Michele Nardi

Personal information
- Date of birth: 9 July 1986 (age 39)
- Place of birth: Cesena, Italy
- Height: 1.82 m (6 ft 0 in)
- Position: Goalkeeper

Team information
- Current team: Tre Fiori
- Number: 17

Senior career*
- Years: Team / Apps / (Gls)
- 2004–2005: Cattolica / 15 / (0)
- 2005–2017: Santarcangelo / 400 / (0)
- 2017–2019: Parma / 1 / (0)
- 2018–2019: → Siena (loan) / 0 / (0)
- 2019: → Südtirol (loan) / 16 / (0)
- 2019–2020: Chievo / 3 / (0)
- 2020–2022: Cesena / 70 / (0)
- 2022–2023: Fermana / 17 / (0)
- 2023–: Tre Fiori / 95 / (0)

= Michele Nardi =

Italian footballer

Michele Nardi (born 9 July 1986) is an Italian football player. He plays as a goalkeeper for Sammarinese club Tre Fiori.

==Club career==
He began his senior career as an 18 year old in Serie D club Cattolica, before joining Santarcangelo, where he stayed for 12 seasons winning promotions to Serie C2 and Serie C. He made his Serie C debut for Santarcangelo on 30 August 2014 in a game against Lucchese. In 2017, he was transferred to Serie B club Parma, where he made only 1 appearance before being loaned out to Siena, then in Serie C.

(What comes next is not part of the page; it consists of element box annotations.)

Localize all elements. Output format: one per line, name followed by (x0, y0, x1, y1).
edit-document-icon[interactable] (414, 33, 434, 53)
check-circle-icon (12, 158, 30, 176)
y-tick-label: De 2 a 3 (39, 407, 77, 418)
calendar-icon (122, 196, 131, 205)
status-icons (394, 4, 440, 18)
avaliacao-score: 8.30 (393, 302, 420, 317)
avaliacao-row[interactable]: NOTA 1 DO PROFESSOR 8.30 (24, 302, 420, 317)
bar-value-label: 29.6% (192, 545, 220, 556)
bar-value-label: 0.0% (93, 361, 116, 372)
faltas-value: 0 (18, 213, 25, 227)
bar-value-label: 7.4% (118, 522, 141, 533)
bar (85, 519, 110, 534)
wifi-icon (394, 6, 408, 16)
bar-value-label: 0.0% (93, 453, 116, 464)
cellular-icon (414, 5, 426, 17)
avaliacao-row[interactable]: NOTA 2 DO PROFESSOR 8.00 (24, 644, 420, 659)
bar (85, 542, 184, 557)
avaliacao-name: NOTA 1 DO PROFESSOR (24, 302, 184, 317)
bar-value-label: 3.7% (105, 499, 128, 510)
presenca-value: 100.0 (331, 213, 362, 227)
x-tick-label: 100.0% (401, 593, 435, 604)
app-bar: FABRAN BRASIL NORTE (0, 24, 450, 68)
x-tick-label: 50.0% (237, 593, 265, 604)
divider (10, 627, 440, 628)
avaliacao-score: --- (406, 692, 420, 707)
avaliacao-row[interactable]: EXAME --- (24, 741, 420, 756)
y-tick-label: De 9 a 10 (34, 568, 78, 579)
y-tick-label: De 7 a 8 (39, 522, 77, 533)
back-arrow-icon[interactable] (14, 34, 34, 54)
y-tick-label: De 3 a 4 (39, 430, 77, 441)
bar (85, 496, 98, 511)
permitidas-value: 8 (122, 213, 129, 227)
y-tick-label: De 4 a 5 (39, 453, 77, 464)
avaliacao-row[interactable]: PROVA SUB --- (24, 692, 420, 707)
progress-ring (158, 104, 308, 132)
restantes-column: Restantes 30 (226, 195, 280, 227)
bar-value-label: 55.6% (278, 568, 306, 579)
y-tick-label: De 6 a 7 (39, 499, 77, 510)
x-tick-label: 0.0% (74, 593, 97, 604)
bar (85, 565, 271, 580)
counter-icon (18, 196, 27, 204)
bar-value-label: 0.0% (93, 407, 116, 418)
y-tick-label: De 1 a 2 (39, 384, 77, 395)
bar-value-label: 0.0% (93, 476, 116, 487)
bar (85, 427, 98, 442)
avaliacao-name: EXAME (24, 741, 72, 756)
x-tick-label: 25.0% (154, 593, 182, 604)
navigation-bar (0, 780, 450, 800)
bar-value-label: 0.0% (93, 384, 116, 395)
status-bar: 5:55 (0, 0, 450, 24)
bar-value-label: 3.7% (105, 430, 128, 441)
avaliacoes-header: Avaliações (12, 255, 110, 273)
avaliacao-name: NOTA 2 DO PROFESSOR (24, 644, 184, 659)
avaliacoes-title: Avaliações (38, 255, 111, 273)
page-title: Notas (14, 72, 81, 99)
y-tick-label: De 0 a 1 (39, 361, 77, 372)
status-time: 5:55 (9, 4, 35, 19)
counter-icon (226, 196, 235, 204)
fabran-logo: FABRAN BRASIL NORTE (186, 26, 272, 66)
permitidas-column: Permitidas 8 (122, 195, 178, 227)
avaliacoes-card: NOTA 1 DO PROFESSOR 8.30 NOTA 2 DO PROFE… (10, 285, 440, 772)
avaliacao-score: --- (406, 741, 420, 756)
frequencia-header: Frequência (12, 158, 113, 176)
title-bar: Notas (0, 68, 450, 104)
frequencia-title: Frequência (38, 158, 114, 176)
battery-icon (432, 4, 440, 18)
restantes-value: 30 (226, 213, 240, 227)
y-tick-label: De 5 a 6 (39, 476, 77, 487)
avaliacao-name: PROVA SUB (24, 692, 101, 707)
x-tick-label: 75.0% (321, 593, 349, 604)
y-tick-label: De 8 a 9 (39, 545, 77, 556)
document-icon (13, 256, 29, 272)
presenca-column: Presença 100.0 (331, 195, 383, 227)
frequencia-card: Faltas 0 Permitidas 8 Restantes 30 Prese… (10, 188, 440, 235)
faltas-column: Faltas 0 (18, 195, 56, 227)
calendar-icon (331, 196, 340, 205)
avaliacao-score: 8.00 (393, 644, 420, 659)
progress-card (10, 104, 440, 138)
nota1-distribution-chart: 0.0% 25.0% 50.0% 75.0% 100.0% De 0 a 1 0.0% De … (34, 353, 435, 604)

On 24 January 2019 he moved on loan to Südtirol in Serie C.

On 2 September 2019, he signed with Chievo in Serie B.

On 30 September 2020, he joined his hometown club Cesena in Serie C.

On 24 August 2022, Nardi joined Fermana in Serie C.

On 19 July 2023, he signed with Tre Fiori in San Marino.